The CHAR (as in “character”) function is a pretty cool weapon as well. You can specify which characters you want to target, even if they’re weird characters, numbers, letters, or paragraph breaks. You’ll see why this is important shortly.

Examples of Random Characters and their character numbers

  • Lowercase “t” = Character Number 116
  • Uppercase “T” = Character Number 84
  • Paragraph Break = Character Number 10

These character numbers allow Excel to target very specific parts of text strings.

Problem:

Remove the second instance of a URL from a block of text

substitute function

Imagine we don’t need to show two instances of the same url in one cell. Let’s erase the second one using substitute

substitute function

Here’s the formula:

=SUBSTITUTE(E2,”DunderMifflin.com”,””,2)

Within E2, we’re substituting the string “DunderMifflin.com” with double quotes – “”. That means we’re essentially replacing the url with nothing. The 2 you see at the end of the formula signifies that we’re replacing the 2nd instance of the url and NOT the first.

While it may look like we’re done, you’ll can see a extra paragraph break that we haven’t replaced with anything yet. Let’s use our friend CHAR() to do that.

substitute function

Looks Good! Let’s analyze the code:

=SUBSTITUTE(E2,CHAR(10)&CHAR(10)&”DunderMifflin.com”,””)

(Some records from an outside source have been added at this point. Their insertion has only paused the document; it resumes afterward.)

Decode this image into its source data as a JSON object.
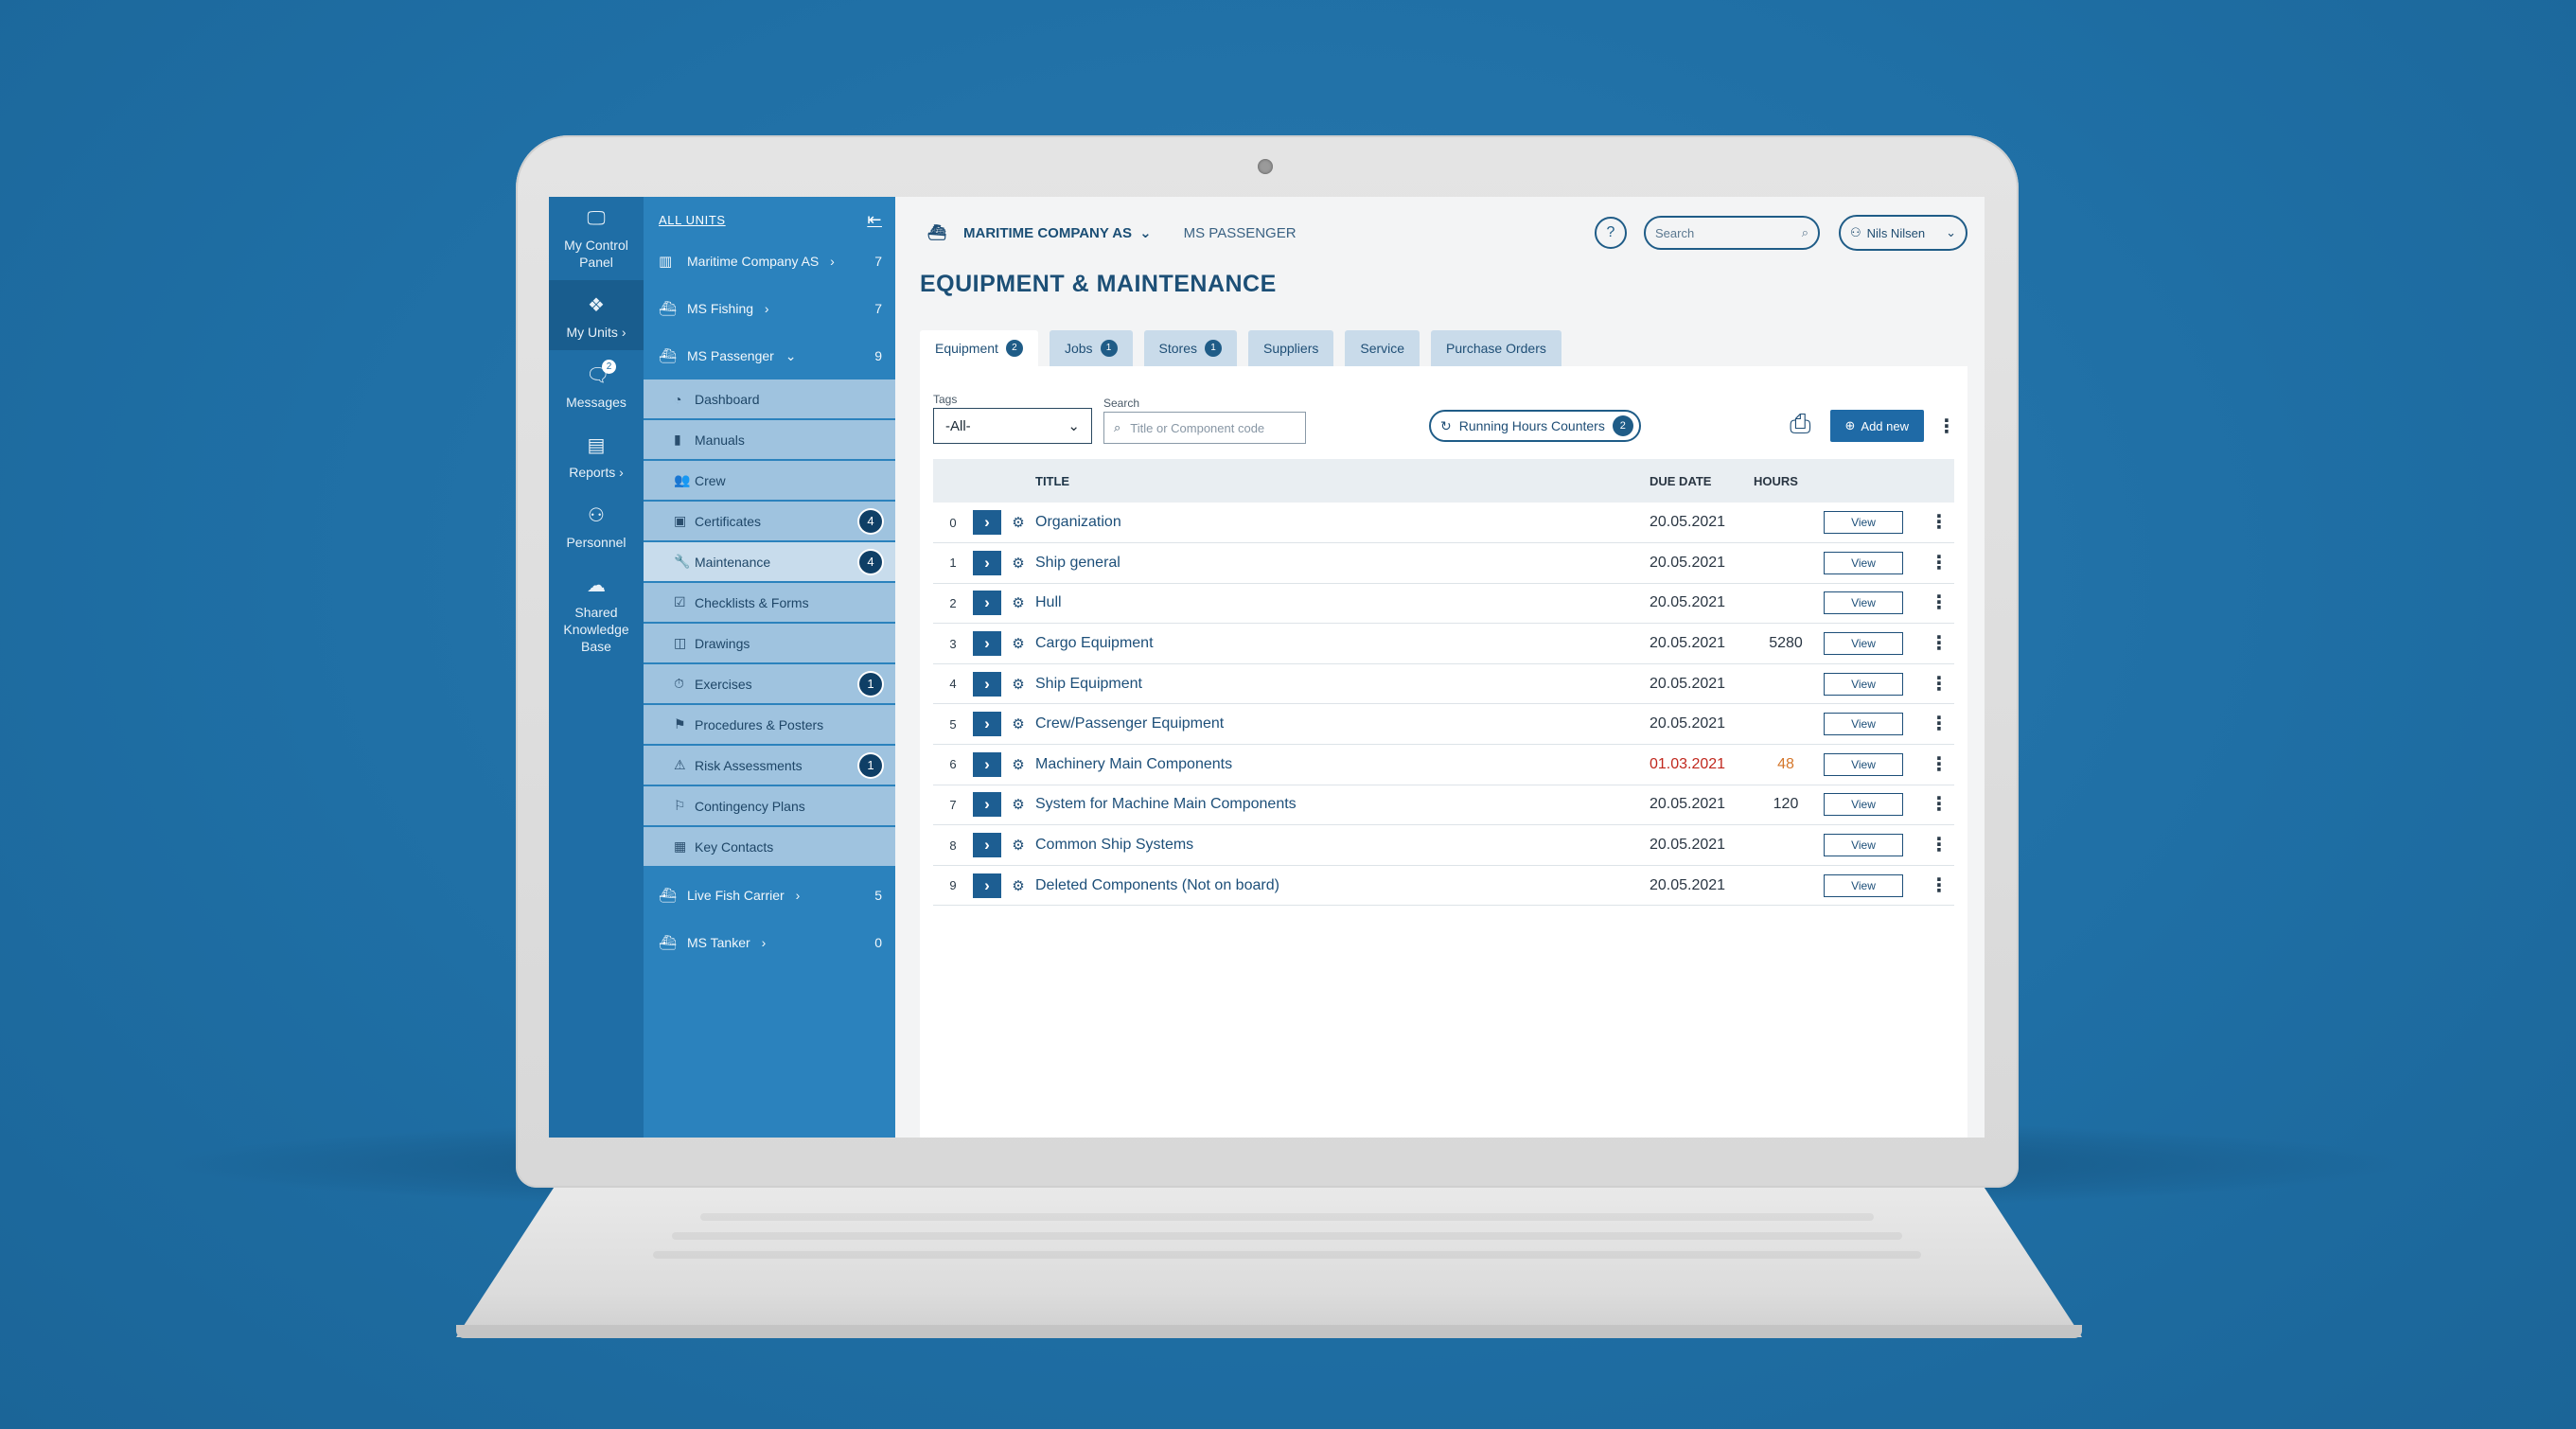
{
  "rail": [
    {
      "label": "My Control Panel",
      "icon": "monitor-icon"
    },
    {
      "label": "My Units",
      "icon": "diamond-grid-icon",
      "chevron": "›"
    },
    {
      "label": "Messages",
      "icon": "chat-icon",
      "badge": "2"
    },
    {
      "label": "Reports",
      "icon": "chart-icon",
      "chevron": "›"
    },
    {
      "label": "Personnel",
      "icon": "people-icon"
    },
    {
      "label": "Shared Knowledge Base",
      "icon": "cloud-upload-icon"
    }
  ],
  "sidebar": {
    "header": "ALL UNITS",
    "units_top": [
      {
        "label": "Maritime Company AS",
        "count": "7",
        "chevron": "›"
      },
      {
        "label": "MS Fishing",
        "count": "7",
        "chevron": "›"
      },
      {
        "label": "MS Passenger",
        "count": "9",
        "chevron": "⌄"
      }
    ],
    "sub_items": [
      {
        "label": "Dashboard",
        "icon": "dashboard-icon",
        "badge": ""
      },
      {
        "label": "Manuals",
        "icon": "book-icon",
        "badge": ""
      },
      {
        "label": "Crew",
        "icon": "crew-icon",
        "badge": ""
      },
      {
        "label": "Certificates",
        "icon": "certificate-icon",
        "badge": "4"
      },
      {
        "label": "Maintenance",
        "icon": "wrench-icon",
        "badge": "4"
      },
      {
        "label": "Checklists & Forms",
        "icon": "checklist-icon",
        "badge": ""
      },
      {
        "label": "Drawings",
        "icon": "drawings-icon",
        "badge": ""
      },
      {
        "label": "Exercises",
        "icon": "stopwatch-icon",
        "badge": "1"
      },
      {
        "label": "Procedures & Posters",
        "icon": "signpost-icon",
        "badge": ""
      },
      {
        "label": "Risk Assessments",
        "icon": "hazard-icon",
        "badge": "1"
      },
      {
        "label": "Contingency Plans",
        "icon": "plan-icon",
        "badge": ""
      },
      {
        "label": "Key Contacts",
        "icon": "contact-card-icon",
        "badge": ""
      }
    ],
    "units_bottom": [
      {
        "label": "Live Fish Carrier",
        "count": "5",
        "chevron": "›"
      },
      {
        "label": "MS Tanker",
        "count": "0",
        "chevron": "›"
      }
    ]
  },
  "topbar": {
    "company": "MARITIME COMPANY AS",
    "vessel": "MS PASSENGER",
    "help": "?",
    "search_placeholder": "Search",
    "user": "Nils Nilsen"
  },
  "page_title": "EQUIPMENT & MAINTENANCE",
  "tabs": [
    {
      "label": "Equipment",
      "badge": "2"
    },
    {
      "label": "Jobs",
      "badge": "1"
    },
    {
      "label": "Stores",
      "badge": "1"
    },
    {
      "label": "Suppliers",
      "badge": ""
    },
    {
      "label": "Service",
      "badge": ""
    },
    {
      "label": "Purchase Orders",
      "badge": ""
    }
  ],
  "filters": {
    "tags_label": "Tags",
    "tags_value": "-All-",
    "search_label": "Search",
    "search_placeholder": "Title or Component code",
    "running_hours": "Running Hours Counters",
    "running_hours_badge": "2",
    "add_new": "Add new"
  },
  "table": {
    "headers": {
      "title": "TITLE",
      "due": "DUE DATE",
      "hours": "HOURS"
    },
    "view_label": "View",
    "rows": [
      {
        "num": "0",
        "title": "Organization",
        "due": "20.05.2021",
        "hours": "",
        "overdue": false
      },
      {
        "num": "1",
        "title": "Ship general",
        "due": "20.05.2021",
        "hours": "",
        "overdue": false
      },
      {
        "num": "2",
        "title": "Hull",
        "due": "20.05.2021",
        "hours": "",
        "overdue": false
      },
      {
        "num": "3",
        "title": "Cargo Equipment",
        "due": "20.05.2021",
        "hours": "5280",
        "overdue": false
      },
      {
        "num": "4",
        "title": "Ship Equipment",
        "due": "20.05.2021",
        "hours": "",
        "overdue": false
      },
      {
        "num": "5",
        "title": "Crew/Passenger Equipment",
        "due": "20.05.2021",
        "hours": "",
        "overdue": false
      },
      {
        "num": "6",
        "title": "Machinery Main Components",
        "due": "01.03.2021",
        "hours": "48",
        "overdue": true
      },
      {
        "num": "7",
        "title": "System for Machine Main Components",
        "due": "20.05.2021",
        "hours": "120",
        "overdue": false
      },
      {
        "num": "8",
        "title": "Common Ship Systems",
        "due": "20.05.2021",
        "hours": "",
        "overdue": false
      },
      {
        "num": "9",
        "title": "Deleted Components (Not on board)",
        "due": "20.05.2021",
        "hours": "",
        "overdue": false
      }
    ]
  },
  "colors": {
    "background": "#1f6fa5",
    "rail": "#1f6ea6",
    "sidebar": "#2b82bd",
    "submenu": "#9fc3df",
    "accent": "#1d5e92",
    "overdue": "#c0281e",
    "warning": "#d4762a"
  }
}
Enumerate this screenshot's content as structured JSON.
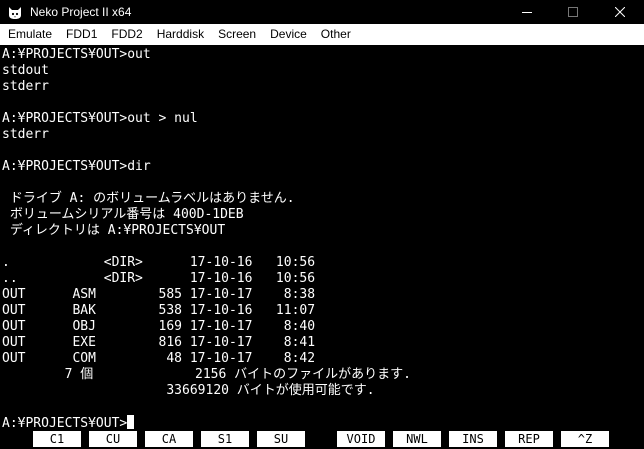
{
  "window": {
    "title": "Neko Project II x64",
    "icon": "cat-icon"
  },
  "menubar": {
    "items": [
      {
        "label": "Emulate"
      },
      {
        "label": "FDD1"
      },
      {
        "label": "FDD2"
      },
      {
        "label": "Harddisk"
      },
      {
        "label": "Screen"
      },
      {
        "label": "Device"
      },
      {
        "label": "Other"
      }
    ]
  },
  "terminal": {
    "lines": [
      "A:¥PROJECTS¥OUT>out",
      "stdout",
      "stderr",
      "",
      "A:¥PROJECTS¥OUT>out > nul",
      "stderr",
      "",
      "A:¥PROJECTS¥OUT>dir",
      "",
      " ドライブ A: のボリュームラベルはありません.",
      " ボリュームシリアル番号は 400D-1DEB",
      " ディレクトリは A:¥PROJECTS¥OUT",
      "",
      ".            <DIR>      17-10-16   10:56",
      "..           <DIR>      17-10-16   10:56",
      "OUT      ASM        585 17-10-17    8:38",
      "OUT      BAK        538 17-10-16   11:07",
      "OUT      OBJ        169 17-10-17    8:40",
      "OUT      EXE        816 17-10-17    8:41",
      "OUT      COM         48 17-10-17    8:42",
      "        7 個             2156 バイトのファイルがあります.",
      "                     33669120 バイトが使用可能です.",
      "",
      "A:¥PROJECTS¥OUT>"
    ]
  },
  "fkeys": [
    {
      "label": "C1"
    },
    {
      "label": "CU"
    },
    {
      "label": "CA"
    },
    {
      "label": "S1"
    },
    {
      "label": "SU"
    },
    {
      "label": "VOID"
    },
    {
      "label": "NWL"
    },
    {
      "label": "INS"
    },
    {
      "label": "REP"
    },
    {
      "label": "^Z"
    }
  ],
  "colors": {
    "background": "#000000",
    "text": "#ffffff",
    "menu_bg": "#ffffff",
    "fkey_bg": "#ffffff"
  }
}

This formula is close, but CHAR(10) is what Excel knows to mean a paragraph break. Using the ampersand sign is a quick way to concatenate two values together. So instead of looking for the url by itself, we’re looking for two paragraph breaks followed by the url, then replacing that entire block of text with nothing. Also note we no longer need the “2” inside of our formula because that block of text does not appear again.

While it may seem much easier to simply do a find and replace in this instance, the substitute function will come in very useful if you have to clean hundreds of rows at once during a deeper analysis. Further, I do not know of a way to delete a paragraph break using CTRL+H, so you’d still be left with huge paragraph breaks at the end of each block of text.